The town is known for it’s lighthouse and the many infamous captains and other historical figures who were either born, lived or died there. The town preserves it’s old world, New England colonized appearance with touches of contemporary art and landscape.
Many of the homes are historic landmarks and restored to their former beauty, however the ones that are not, still take on the personality of a time when our country was first creating community during and after the Revolutionary war.
Stonington, CT has a particularly fascinating connection to England, being that they still honor the roots of the founding fathers and the traditions of the era. The town has a rich history, for one the first European colonists started a trading house there in the mid 1600s. Secondly, Stonington first gained wealth in the 1790s when its harbor was home to a fleet engaged in the profitable seal hunting trade in which seals were hunted on islands off the Chilean and Patagonian coasts, and their skins were sold as fur in China. Thirdly, the town won a battle against the British Royal Navy during the war of 1812 after a damaging three-day affair.
Some of the infamous places to visit while in Stonington, Ct include:
Captain Edmund Fanning was an American explorer and sea captain, known as the “Pathfinder of the Pacific.”
Captain Amos Palmer House, Artist James McNeill Whistler and Pulitzer prize winner Stephen Vincent Benet.
Amos Palmer: Sea captain and privateer during the American Revolutionary War; the original owner and builder; owned the house until his death on February 18, 1816.
James McNeill Whistler: The artist whose most famous work is the painting Whistler’s Mother; lived in the home as a child between 1837-1840 with his parents George Washington Whistler, an engineer helping to build the Providence to Stonington Railroad, and Anna McNeill Whistler.
Stephen Vincent Benet: The Pulitzer Prize winner bought the house in 1940 and it was owned by his heirs after his death in 1943 until 1983.
The Elkanah Cobb House: On Water Street in Stonington Borough, is one of the oldest in town. Built in 1760s, the Cobb House is a one-and-a-half story structure with a gambrel roof and unusual 9 over 6 sash windows. Cobb was the owner of the house at the time when Stonington was bombarded by British ships on August 19, 1814 during the War of 1812.
The Custom House: On Main Street in Stonington is a granite Greek Revival building that served as a custom house.
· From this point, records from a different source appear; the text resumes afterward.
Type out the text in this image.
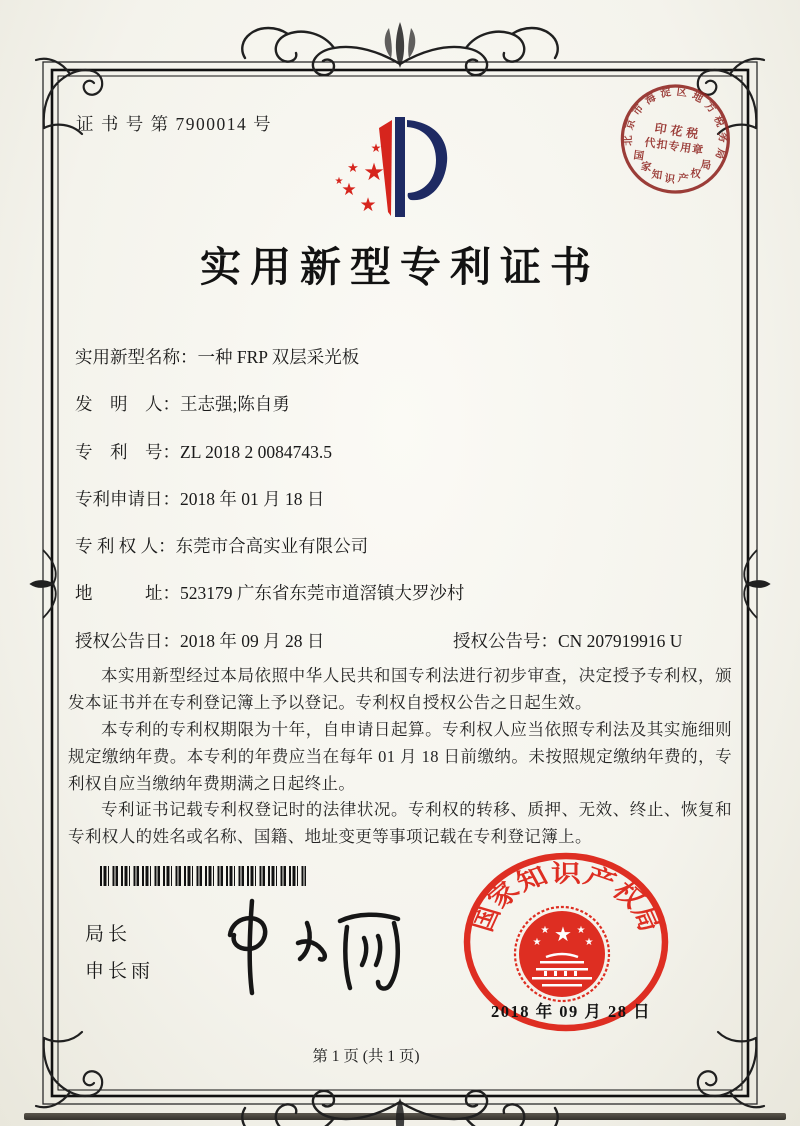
证 书 号 第 7900014 号
★
★
★
★
★
★
实用新型专利证书
实用新型名称：一种 FRP 双层采光板
发　明　人：王志强;陈自勇
专　利　号：ZL 2018 2 0084743.5
专利申请日：2018 年 01 月 18 日
专 利 权 人：东莞市合高实业有限公司
地　　　址：523179 广东省东莞市道滘镇大罗沙村
授权公告日：2018 年 09 月 28 日	授权公告号：CN 207919916 U

本实用新型经过本局依照中华人民共和国专利法进行初步审查，决定授予专利权，颁发本证书并在专利登记簿上予以登记。专利权自授权公告之日起生效。

本专利的专利权期限为十年，自申请日起算。专利权人应当依照专利法及其实施细则规定缴纳年费。本专利的年费应当在每年 01 月 18 日前缴纳。未按照规定缴纳年费的，专利权自应当缴纳年费期满之日起终止。

专利证书记载专利权登记时的法律状况。专利权的转移、质押、无效、终止、恢复和专利权人的姓名或名称、国籍、地址变更等事项记载在专利登记簿上。

局长
申长雨
国
家
知
识
产
权
局
★
★	★
★	★
2018 年 09 月 28 日
北
京
市
海 淀 区 地
方
税
务
局
国
家
知 识 产 权
局
印花税
代扣专用章
第 1 页 (共 1 页)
Built around 1827, it originally served as a bank.
The Stonington Bank was chartered in 1822 and operated until the end of the Civil War. Stonington had some direct trade with the West Indies and was made a Port of Entry in 1842. It was probably around this time the building began to be used as a custom house.
The entire town serves as a relic, walking through it’s streets is like strolling through a time capsule of our nation’s history.